Another brash interloper is about to surface in Britain to ginger us up. This diary had hoped to catch up with the positive-thinking Bruce Gyngell, Margaret Thatcher's favourite media man. He's the one, remember, who received a handwritten apology from her when the breakfast pioneer TV-am lost its franchise because of the bizarre workings of her government's 1990 Broadcasting Act.
Mr Gyngell, with his wife, Kathy, and children, retreated to his homeland of Australia to run Channel 9 and sunbathe his wounds away. Last month, at the grandiose World Summit on Children's Television that he'd helped to set up in Melbourne, he dramatically announced that he had quit his job and was coming back to England.
There are persistent rumours that Mr Gyngell will become chief executive of Yorkshire-Tyne Tees Television. But his infectious optimism is also well suited to any start-up - which makes him ideal to run the new Channel 5. Anyway, welcome back, Bruce. Hope you are still wearing pink shirts: good colour coding for the incoming tide of champagne socialism.

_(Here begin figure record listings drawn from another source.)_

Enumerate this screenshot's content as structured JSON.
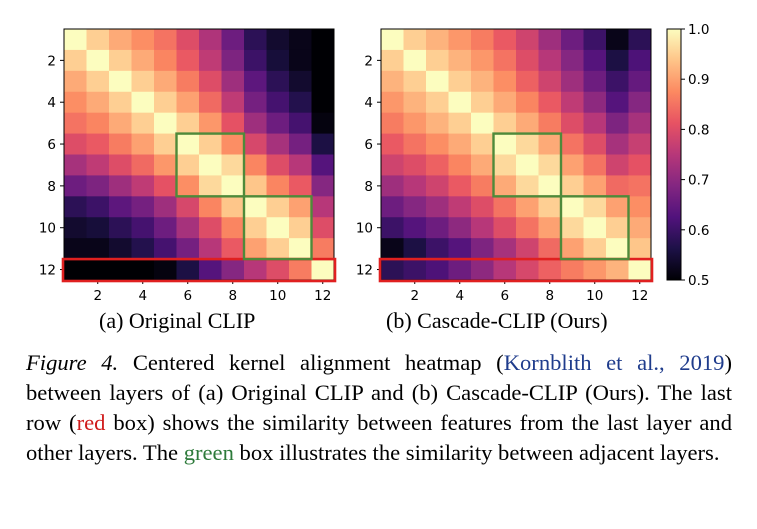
{
  "colors": {
    "highlight_last_row": "#e02020",
    "highlight_adjacent": "#4e8a3a"
  },
  "chart_data": [
    {
      "type": "heatmap",
      "panel_label": "(a) Original CLIP",
      "x_ticks": [
        2,
        4,
        6,
        8,
        10,
        12
      ],
      "y_ticks": [
        2,
        4,
        6,
        8,
        10,
        12
      ],
      "colormap": "magma",
      "vmin": 0.5,
      "vmax": 1.0,
      "highlight_boxes": [
        {
          "color": "red",
          "rows": [
            12,
            12
          ],
          "cols": [
            1,
            12
          ]
        },
        {
          "color": "green",
          "rows": [
            6,
            8
          ],
          "cols": [
            6,
            8
          ]
        },
        {
          "color": "green",
          "rows": [
            9,
            11
          ],
          "cols": [
            9,
            11
          ]
        }
      ],
      "values": [
        [
          1.0,
          0.95,
          0.91,
          0.88,
          0.85,
          0.8,
          0.74,
          0.66,
          0.58,
          0.54,
          0.52,
          0.5
        ],
        [
          0.95,
          1.0,
          0.95,
          0.91,
          0.87,
          0.82,
          0.76,
          0.68,
          0.6,
          0.55,
          0.52,
          0.5
        ],
        [
          0.91,
          0.95,
          1.0,
          0.95,
          0.91,
          0.86,
          0.8,
          0.72,
          0.64,
          0.58,
          0.54,
          0.5
        ],
        [
          0.88,
          0.91,
          0.95,
          1.0,
          0.95,
          0.9,
          0.84,
          0.76,
          0.67,
          0.61,
          0.57,
          0.5
        ],
        [
          0.85,
          0.87,
          0.91,
          0.95,
          1.0,
          0.95,
          0.89,
          0.81,
          0.72,
          0.66,
          0.61,
          0.51
        ],
        [
          0.8,
          0.82,
          0.86,
          0.9,
          0.95,
          1.0,
          0.95,
          0.88,
          0.79,
          0.73,
          0.67,
          0.56
        ],
        [
          0.73,
          0.76,
          0.8,
          0.84,
          0.89,
          0.95,
          1.0,
          0.96,
          0.87,
          0.8,
          0.75,
          0.63
        ],
        [
          0.66,
          0.68,
          0.72,
          0.76,
          0.81,
          0.88,
          0.96,
          1.0,
          0.94,
          0.87,
          0.82,
          0.69
        ],
        [
          0.58,
          0.6,
          0.64,
          0.67,
          0.72,
          0.79,
          0.87,
          0.94,
          1.0,
          0.95,
          0.9,
          0.75
        ],
        [
          0.54,
          0.55,
          0.58,
          0.61,
          0.66,
          0.73,
          0.8,
          0.87,
          0.95,
          1.0,
          0.95,
          0.8
        ],
        [
          0.52,
          0.52,
          0.54,
          0.57,
          0.61,
          0.67,
          0.75,
          0.82,
          0.9,
          0.95,
          1.0,
          0.86
        ],
        [
          0.5,
          0.5,
          0.5,
          0.5,
          0.51,
          0.56,
          0.63,
          0.69,
          0.75,
          0.8,
          0.86,
          1.0
        ]
      ]
    },
    {
      "type": "heatmap",
      "panel_label": "(b) Cascade-CLIP (Ours)",
      "x_ticks": [
        2,
        4,
        6,
        8,
        10,
        12
      ],
      "y_ticks": [
        2,
        4,
        6,
        8,
        10,
        12
      ],
      "colormap": "magma",
      "vmin": 0.5,
      "vmax": 1.0,
      "highlight_boxes": [
        {
          "color": "red",
          "rows": [
            12,
            12
          ],
          "cols": [
            1,
            12
          ]
        },
        {
          "color": "green",
          "rows": [
            6,
            8
          ],
          "cols": [
            6,
            8
          ]
        },
        {
          "color": "green",
          "rows": [
            9,
            11
          ],
          "cols": [
            9,
            11
          ]
        }
      ],
      "values": [
        [
          1.0,
          0.95,
          0.92,
          0.89,
          0.86,
          0.82,
          0.78,
          0.72,
          0.66,
          0.6,
          0.52,
          0.58
        ],
        [
          0.95,
          1.0,
          0.95,
          0.92,
          0.89,
          0.85,
          0.8,
          0.75,
          0.69,
          0.63,
          0.56,
          0.62
        ],
        [
          0.92,
          0.95,
          1.0,
          0.95,
          0.92,
          0.88,
          0.83,
          0.78,
          0.72,
          0.66,
          0.6,
          0.65
        ],
        [
          0.89,
          0.92,
          0.95,
          1.0,
          0.95,
          0.91,
          0.87,
          0.82,
          0.76,
          0.7,
          0.63,
          0.69
        ],
        [
          0.86,
          0.89,
          0.92,
          0.95,
          1.0,
          0.95,
          0.91,
          0.86,
          0.8,
          0.75,
          0.68,
          0.73
        ],
        [
          0.82,
          0.85,
          0.88,
          0.91,
          0.95,
          1.0,
          0.96,
          0.91,
          0.85,
          0.8,
          0.73,
          0.77
        ],
        [
          0.78,
          0.8,
          0.83,
          0.87,
          0.91,
          0.96,
          1.0,
          0.96,
          0.9,
          0.85,
          0.78,
          0.81
        ],
        [
          0.72,
          0.75,
          0.78,
          0.82,
          0.86,
          0.91,
          0.96,
          1.0,
          0.95,
          0.9,
          0.84,
          0.85
        ],
        [
          0.66,
          0.69,
          0.72,
          0.76,
          0.8,
          0.85,
          0.9,
          0.95,
          1.0,
          0.96,
          0.9,
          0.88
        ],
        [
          0.6,
          0.63,
          0.66,
          0.7,
          0.75,
          0.8,
          0.85,
          0.9,
          0.96,
          1.0,
          0.95,
          0.91
        ],
        [
          0.52,
          0.56,
          0.6,
          0.63,
          0.68,
          0.73,
          0.78,
          0.84,
          0.9,
          0.95,
          1.0,
          0.94
        ],
        [
          0.58,
          0.6,
          0.62,
          0.66,
          0.7,
          0.75,
          0.79,
          0.83,
          0.86,
          0.89,
          0.92,
          1.0
        ]
      ]
    }
  ],
  "colorbar": {
    "ticks": [
      "1.0",
      "0.9",
      "0.8",
      "0.7",
      "0.6",
      "0.5"
    ]
  },
  "caption": {
    "label": "Figure 4.",
    "text_1": " Centered kernel alignment heatmap (",
    "citation": "Kornblith et al., 2019",
    "text_2": ") between layers of (a) Original CLIP and (b) Cascade-CLIP (Ours). The last row (",
    "red_word": "red",
    "text_3": " box) shows the similarity between features from the last layer and other layers. The ",
    "green_word": "green",
    "text_4": " box illustrates the similarity between adjacent layers."
  }
}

It's the hottest day of the year so far and I'm gloomily standing in my kitchen contemplating an insipid, slimy packet of chicken wings for the first time in my life. As a working mother, I've grown to hate the whole business of family catering, but the seductive power of good writing always gets me going. The Independent's wonderful cookery writer, the restaurateur Simon Hopkinson, had penned such a loving piece pleading with readers to cook real chicken broth that I decided to go for it. My husband urged me on, reminiscing that the last time he'd tasted real chicken soup, with globules of fat floating in it, was when his Welsh grandmother's cook made it for him as a child.

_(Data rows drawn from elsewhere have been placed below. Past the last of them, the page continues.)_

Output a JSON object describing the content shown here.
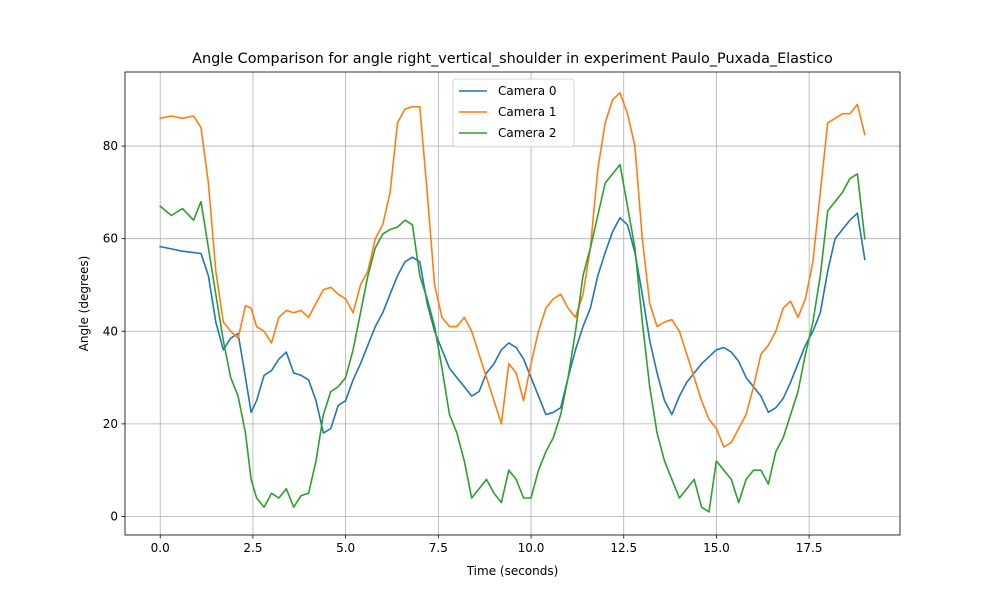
{
  "chart_data": {
    "type": "line",
    "title": "Angle Comparison for angle right_vertical_shoulder in experiment Paulo_Puxada_Elastico",
    "xlabel": "Time (seconds)",
    "ylabel": "Angle (degrees)",
    "xlim": [
      -0.95,
      19.95
    ],
    "ylim": [
      -4,
      96
    ],
    "xticks": [
      0,
      2.5,
      5,
      7.5,
      10,
      12.5,
      15,
      17.5
    ],
    "xtick_labels": [
      "0.0",
      "2.5",
      "5.0",
      "7.5",
      "10.0",
      "12.5",
      "15.0",
      "17.5"
    ],
    "yticks": [
      0,
      20,
      40,
      60,
      80
    ],
    "ytick_labels": [
      "0",
      "20",
      "40",
      "60",
      "80"
    ],
    "grid": true,
    "legend_position": "upper center",
    "series": [
      {
        "name": "Camera 0",
        "color": "#1f77b4",
        "x": [
          0,
          0.3,
          0.6,
          0.9,
          1.1,
          1.3,
          1.5,
          1.7,
          1.9,
          2.1,
          2.3,
          2.45,
          2.6,
          2.8,
          3.0,
          3.2,
          3.4,
          3.6,
          3.8,
          4.0,
          4.2,
          4.4,
          4.6,
          4.8,
          5.0,
          5.2,
          5.4,
          5.6,
          5.8,
          6.0,
          6.2,
          6.4,
          6.6,
          6.8,
          7.0,
          7.2,
          7.4,
          7.6,
          7.8,
          8.0,
          8.2,
          8.4,
          8.6,
          8.8,
          9.0,
          9.2,
          9.4,
          9.6,
          9.8,
          10.0,
          10.2,
          10.4,
          10.6,
          10.8,
          11.0,
          11.2,
          11.4,
          11.6,
          11.8,
          12.0,
          12.2,
          12.4,
          12.6,
          12.8,
          13.0,
          13.2,
          13.4,
          13.6,
          13.8,
          14.0,
          14.2,
          14.4,
          14.6,
          14.8,
          15.0,
          15.2,
          15.4,
          15.6,
          15.8,
          16.0,
          16.2,
          16.4,
          16.6,
          16.8,
          17.0,
          17.2,
          17.4,
          17.6,
          17.8,
          18.0,
          18.2,
          18.4,
          18.6,
          18.8,
          19.0
        ],
        "values": [
          58.3,
          57.8,
          57.3,
          57.0,
          56.8,
          52.0,
          42.0,
          36.0,
          38.5,
          39.5,
          30.0,
          22.5,
          25.0,
          30.5,
          31.5,
          34.0,
          35.5,
          31.0,
          30.5,
          29.5,
          25.0,
          18.0,
          19.0,
          24.0,
          25.0,
          29.5,
          33.0,
          37.0,
          41.0,
          44.0,
          48.0,
          52.0,
          55.0,
          56.0,
          55.0,
          46.0,
          40.0,
          36.0,
          32.0,
          30.0,
          28.0,
          26.0,
          27.0,
          31.0,
          33.0,
          36.0,
          37.5,
          36.5,
          34.0,
          30.0,
          26.0,
          22.0,
          22.5,
          23.5,
          30.0,
          36.0,
          41.0,
          45.0,
          52.0,
          57.0,
          61.5,
          64.5,
          63.0,
          57.0,
          48.0,
          38.0,
          31.0,
          25.0,
          22.0,
          26.0,
          29.0,
          31.0,
          33.0,
          34.5,
          36.0,
          36.5,
          35.5,
          33.5,
          30.0,
          28.0,
          26.0,
          22.5,
          23.5,
          25.5,
          29.0,
          33.0,
          37.0,
          40.0,
          44.0,
          53.0,
          60.0,
          62.0,
          64.0,
          65.5,
          55.5
        ]
      },
      {
        "name": "Camera 1",
        "color": "#ff7f0e",
        "x": [
          0,
          0.3,
          0.6,
          0.9,
          1.1,
          1.3,
          1.5,
          1.7,
          1.9,
          2.1,
          2.3,
          2.45,
          2.6,
          2.8,
          3.0,
          3.2,
          3.4,
          3.6,
          3.8,
          4.0,
          4.2,
          4.4,
          4.6,
          4.8,
          5.0,
          5.2,
          5.4,
          5.6,
          5.8,
          6.0,
          6.2,
          6.4,
          6.6,
          6.8,
          7.0,
          7.2,
          7.4,
          7.6,
          7.8,
          8.0,
          8.2,
          8.4,
          8.6,
          8.8,
          9.0,
          9.2,
          9.4,
          9.6,
          9.8,
          10.0,
          10.2,
          10.4,
          10.6,
          10.8,
          11.0,
          11.2,
          11.4,
          11.6,
          11.8,
          12.0,
          12.2,
          12.4,
          12.6,
          12.8,
          13.0,
          13.2,
          13.4,
          13.6,
          13.8,
          14.0,
          14.2,
          14.4,
          14.6,
          14.8,
          15.0,
          15.2,
          15.4,
          15.6,
          15.8,
          16.0,
          16.2,
          16.4,
          16.6,
          16.8,
          17.0,
          17.2,
          17.4,
          17.6,
          17.8,
          18.0,
          18.2,
          18.4,
          18.6,
          18.8,
          19.0
        ],
        "values": [
          86.0,
          86.5,
          86.0,
          86.5,
          84.0,
          72.0,
          53.0,
          42.0,
          40.0,
          38.5,
          45.5,
          45.0,
          41.0,
          40.0,
          37.5,
          43.0,
          44.5,
          44.0,
          44.5,
          43.0,
          46.0,
          49.0,
          49.5,
          48.0,
          47.0,
          44.0,
          50.0,
          53.0,
          60.0,
          63.0,
          70.0,
          85.0,
          88.0,
          88.5,
          88.5,
          70.0,
          50.0,
          43.0,
          41.0,
          41.0,
          43.0,
          40.0,
          35.0,
          30.0,
          25.0,
          20.0,
          33.0,
          31.0,
          25.0,
          33.0,
          40.0,
          45.0,
          47.0,
          48.0,
          45.0,
          43.0,
          48.0,
          58.0,
          75.0,
          85.0,
          90.0,
          91.5,
          87.0,
          80.0,
          60.0,
          46.0,
          41.0,
          42.0,
          42.5,
          40.0,
          35.0,
          30.0,
          25.0,
          21.0,
          19.0,
          15.0,
          16.0,
          19.0,
          22.0,
          28.0,
          35.0,
          37.0,
          40.0,
          45.0,
          46.5,
          43.0,
          47.0,
          55.0,
          70.0,
          85.0,
          86.0,
          87.0,
          87.0,
          89.0,
          82.5
        ]
      },
      {
        "name": "Camera 2",
        "color": "#2ca02c",
        "x": [
          0,
          0.3,
          0.6,
          0.9,
          1.1,
          1.3,
          1.5,
          1.7,
          1.9,
          2.1,
          2.3,
          2.45,
          2.6,
          2.8,
          3.0,
          3.2,
          3.4,
          3.6,
          3.8,
          4.0,
          4.2,
          4.4,
          4.6,
          4.8,
          5.0,
          5.2,
          5.4,
          5.6,
          5.8,
          6.0,
          6.2,
          6.4,
          6.6,
          6.8,
          7.0,
          7.2,
          7.4,
          7.6,
          7.8,
          8.0,
          8.2,
          8.4,
          8.6,
          8.8,
          9.0,
          9.2,
          9.4,
          9.6,
          9.8,
          10.0,
          10.2,
          10.4,
          10.6,
          10.8,
          11.0,
          11.2,
          11.4,
          11.6,
          11.8,
          12.0,
          12.2,
          12.4,
          12.6,
          12.8,
          13.0,
          13.2,
          13.4,
          13.6,
          13.8,
          14.0,
          14.2,
          14.4,
          14.6,
          14.8,
          15.0,
          15.2,
          15.4,
          15.6,
          15.8,
          16.0,
          16.2,
          16.4,
          16.6,
          16.8,
          17.0,
          17.2,
          17.4,
          17.6,
          17.8,
          18.0,
          18.2,
          18.4,
          18.6,
          18.8,
          19.0
        ],
        "values": [
          67.0,
          65.0,
          66.5,
          64.0,
          68.0,
          58.0,
          48.0,
          38.0,
          30.0,
          26.0,
          18.0,
          8.0,
          4.0,
          2.0,
          5.0,
          4.0,
          6.0,
          2.0,
          4.5,
          5.0,
          12.0,
          22.0,
          27.0,
          28.0,
          30.0,
          36.0,
          44.0,
          52.0,
          58.0,
          61.0,
          62.0,
          62.5,
          64.0,
          63.0,
          52.0,
          47.0,
          41.0,
          32.0,
          22.0,
          18.0,
          12.0,
          4.0,
          6.0,
          8.0,
          5.0,
          3.0,
          10.0,
          8.0,
          4.0,
          4.0,
          10.0,
          14.0,
          17.0,
          22.0,
          30.0,
          40.0,
          52.0,
          58.0,
          65.0,
          72.0,
          74.0,
          76.0,
          67.0,
          58.0,
          42.0,
          28.0,
          18.0,
          12.0,
          8.0,
          4.0,
          6.0,
          8.0,
          2.0,
          1.0,
          12.0,
          10.0,
          8.0,
          3.0,
          8.0,
          10.0,
          10.0,
          7.0,
          14.0,
          17.0,
          22.0,
          27.0,
          35.0,
          42.0,
          52.0,
          66.0,
          68.0,
          70.0,
          73.0,
          74.0,
          60.0
        ]
      }
    ]
  }
}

But by the time I'd bought the chicken wings, I'd lost the Indy's recipe. All I could remember was that you had to boil the wings, with an onion studded with cloves. I added celery and a potato, which produced a horrible watery mess. So I added two vegetable stock cubes, and hunted for instructions in a long unused cookery book, which advised me to add "golden dumplings" just at the end. While it all boiled away we were having a spring clean in the garden, burning huge piles of wood, which went on long into the evening. The soup, eaten around the bonfire, vanished in seconds.
Unfortunately, you can never satisfy a family: they want more next week. Simon Hopkinson is a dangerous man.
I wouldn't want you to think I went hungry this week, so yes, I did manage to fit in lunch: with Richard Stott, the pugnacious editor of Today. This embattled middle-market tabloid is the fifth and weakest paper owned by Rupert Murdoch. It is also suffering disproportionately from News International's great paper shortage: while the Times has surrendered its media page, Today has been forced to dispense with entire feature sections, and its print run has been cut by 15 per cent. Mr Stott was clearly well known at L'Epicure in Soho, a quiet, Fifties time-warp eaterie where every dish appears flamb with alcohol.
Despite his paper's difficulties, Mr Stott has a bustling, impresario touch and respects talent. He is also, touchingly, slightly stage struck. After Clifton College, he longed to follow his sister on to the stage but was talked out of it by a friend, the director Peter Wood. What really hit home was Wood's observation that one of his drama school contemporaries had landed a great job: as the talking clock on ITV.